John Salmon, a technology law expert for Pinsent Masons, the law firm behind Out-Law.com, who focuses on the financial services sector, said that the review highlighted how important it is for insurers to think carefully about the overall customer experience when making compliance decisions.
"Insurers and their legal advisers need to think more in terms of the whole customer journey. It is not enough anymore to think solely about the words required to comply with transparency obligations but also the timing of when information is presented and the ease at which customers can digest the ways in which a business chooses to present information online", he said.
Insurers and insurance intermediaries also need to be more explicit in explaining when they act as credit brokers in finance arrangements being offered to consumers, the FCA said.
"Firms arranging premium finance do not always take appropriate steps to provide sufficient, clear and consistent information to ensure customers understand the role they are performing," it said. "Where credit is involved, there are specific [Consumer Credit sourcebook] obligations on credit brokers regarding disclosure of status (including links with lenders) and fees or commissions. In this regard, in many cases it is not made clear to the customer that the firm is acting as a credit broker, the nature of the relationship between the firm and the finance provider, and the existence of any remuneration that could influence the broker’s recommendation or materially impact the customer’s decision."
The regulator said that it is concerned that consumers may not be "achieving fair outcomes when purchasing insurance and linked finance" as a result of the information disclosure shortcomings it identified. Better information is required to enable "informed decision making", it said. Without it, effective competition in the market is at risk, it said.

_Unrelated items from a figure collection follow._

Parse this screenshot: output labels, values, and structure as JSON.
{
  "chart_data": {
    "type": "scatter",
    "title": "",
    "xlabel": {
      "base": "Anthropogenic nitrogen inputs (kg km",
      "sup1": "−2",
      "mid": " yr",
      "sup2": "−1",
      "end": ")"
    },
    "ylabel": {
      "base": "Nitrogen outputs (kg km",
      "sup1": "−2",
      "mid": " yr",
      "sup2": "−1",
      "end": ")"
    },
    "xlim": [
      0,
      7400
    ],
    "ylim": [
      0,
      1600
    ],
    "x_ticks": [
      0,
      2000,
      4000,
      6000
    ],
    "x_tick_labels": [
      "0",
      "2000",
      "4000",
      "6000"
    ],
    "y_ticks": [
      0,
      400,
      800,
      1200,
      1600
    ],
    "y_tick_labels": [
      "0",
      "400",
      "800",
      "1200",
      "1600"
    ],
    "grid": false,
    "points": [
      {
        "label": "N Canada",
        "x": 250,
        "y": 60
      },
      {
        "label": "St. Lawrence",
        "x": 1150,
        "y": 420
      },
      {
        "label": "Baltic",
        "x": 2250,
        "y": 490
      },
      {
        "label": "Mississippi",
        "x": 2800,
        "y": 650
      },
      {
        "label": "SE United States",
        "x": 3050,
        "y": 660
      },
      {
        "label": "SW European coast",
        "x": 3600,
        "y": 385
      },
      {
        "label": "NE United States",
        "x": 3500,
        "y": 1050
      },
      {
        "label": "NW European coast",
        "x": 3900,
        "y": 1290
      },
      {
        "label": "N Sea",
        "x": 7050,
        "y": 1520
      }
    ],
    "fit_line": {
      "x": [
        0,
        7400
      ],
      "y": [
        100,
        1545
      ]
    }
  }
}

Linda Woodall, acting director of supervision at the FCA, said: "Consumers should expect clear information about the payment options available to them. Regardless of whether people choose to pay upfront or in instalments, it’s important that they can see exactly what they are signing up for and how much it costs so they can decide whether they are getting a fair deal."
Changes to UK law that came into force in March addressed an "anomaly" in the way consumer credit rules were applied to insurance policies where premiums were paid in instalments.
Previously, insurers could offer borrower-lender-supplier credit agreements for a fixed sum, and for which no fees or charges are applied, without being forced to obtain a consumer credit licence if no more than four repayments were due. However, the law was updated to allow insurers to offer annual policies with premiums payable in monthly instalments without being at risk of providing regulated credit to their customers.
At the time the changes were announced, consumer credit expert Ian Roberts of Pinsent Masons, the law firm behind Out-Law.com, said that the change in the law was "fantastic news" for the insurance industry.
Roberts said: "This change has been in the pipeline for a while and it is good to see the UK move into line with other members of the EU by exempting suppliers providing cost-free 12-monthly instalment credit."